Automakers are striving to meet strenuous mileage goals. It’s the rat race of cars, each automaker striving to make the most fuel efficient model on the market. Now, according to the Wall Street Journal, they may have found a quicker way of getting there.
Autos have predominately been made of steel the past century. However, Obama’s administration has imposed significant benchmarks for auto makers. The average fuel economy must improve from the current 27.5 mpg to 37.8 mpg by 2016, with the larger goal of 54.5 miles per gallon by the year 2025. To achieve this standard, fuel economy for cars would have to increase by approximately five percent every year.
As part of the initiative, manufacturers are looking to cut weight by substituting more plastics, aluminum, and magnesium. Once only found in high-end race cars, manufacturers are looking to improve mpg by cutting the excess pounds wherever possible.
Currently there are few vehicles available with the fusion of lightweight materials. The Ford Explorer, for example currently has a magnesium tailgate. The new Chevrolet Corvette has an aluminum underbody and hood and roof made of carbon-fiber composite.

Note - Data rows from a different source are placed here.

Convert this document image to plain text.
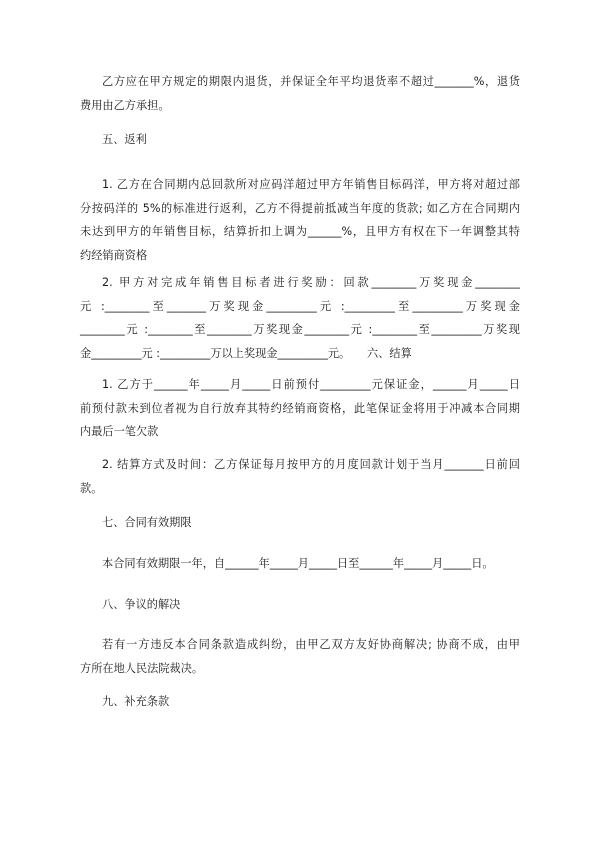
乙方应在甲方规定的期限内退货，并保证全年平均退货率不超过_______%，退货
费用由乙方承担。
五、返利
1. 乙方在合同期内总回款所对应码洋超过甲方年销售目标码洋，甲方将对超过部
分按码洋的 5%的标准进行返利，乙方不得提前抵减当年度的货款; 如乙方在合同期内
未达到甲方的年销售目标，结算折扣上调为______%，且甲方有权在下一年调整其特
约经销商资格
2. 甲方对完成年销售目标者进行奖励：回款________万奖现金________
元 :________至_______万奖现金_________元 :_________至_________万奖现金
________元 :________至________万奖现金________元 :________至_________万奖现
金_________元 :_________万以上奖现金_________元。　　六、结算
1. 乙方于______年_____月_____日前预付_________元保证金，______月_____日
前预付款未到位者视为自行放弃其特约经销商资格，此笔保证金将用于冲减本合同期
内最后一笔欠款
2. 结算方式及时间：乙方保证每月按甲方的月度回款计划于当月_______日前回
款。
七、合同有效期限
本合同有效期限一年，自______年_____月_____日至______年_____月_____日。
八、争议的解决
若有一方违反本合同条款造成纠纷，由甲乙双方友好协商解决; 协商不成，由甲
方所在地人民法院裁决。
九、补充条款
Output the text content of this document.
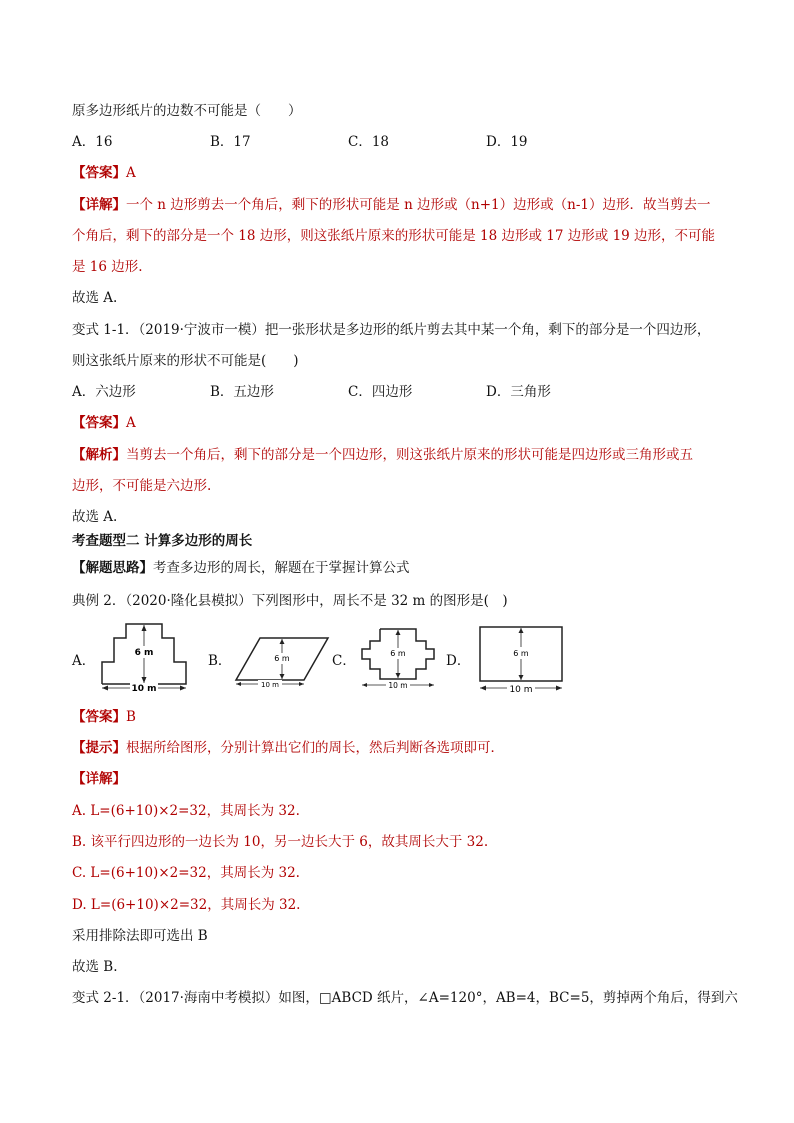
原多边形纸片的边数不可能是（　　）
A．16	B．17	C．18	D．19
【答案】A
【详解】一个 n 边形剪去一个角后，剩下的形状可能是 n 边形或（n+1）边形或（n-1）边形．故当剪去一
个角后，剩下的部分是一个 18 边形，则这张纸片原来的形状可能是 18 边形或 17 边形或 19 边形，不可能
是 16 边形.
故选 A.
变式 1-1．（2019·宁波市一模）把一张形状是多边形的纸片剪去其中某一个角，剩下的部分是一个四边形，
则这张纸片原来的形状不可能是(　　)
A．六边形	B．五边形	C．四边形	D．三角形
【答案】A
【解析】当剪去一个角后，剩下的部分是一个四边形，则这张纸片原来的形状可能是四边形或三角形或五
边形，不可能是六边形.
故选 A.
考查题型二 计算多边形的周长
【解题思路】考查多边形的周长，解题在于掌握计算公式
典例 2．（2020·隆化县模拟）下列图形中，周长不是 32 m 的图形是(　)
A．	6 m
10 m
B．	6 m
10 m
C．	6 m
10 m
D．	6 m
10 m
【答案】B
【提示】根据所给图形，分别计算出它们的周长，然后判断各选项即可．
【详解】
A. L=(6+10)×2=32，其周长为 32.
B. 该平行四边形的一边长为 10，另一边长大于 6，故其周长大于 32.
C. L=(6+10)×2=32，其周长为 32.
D. L=(6+10)×2=32，其周长为 32.
采用排除法即可选出 B
故选 B.
变式 2-1．（2017·海南中考模拟）如图，□ABCD 纸片，∠A=120°，AB=4，BC=5，剪掉两个角后，得到六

Shaving weight is one strategy automakers are employing to reach the high fuel standards set by the government. Europe has set limits on carbon-dioxide emissions that impose similar fuel-economy targets. The new estimates would save American families $8,000 in fuel bills over the life of the vehicle. But while in the long run the costs could be beneficial, many of the new fuel-efficient, lightweight models would be too high for many families to afford to begin with.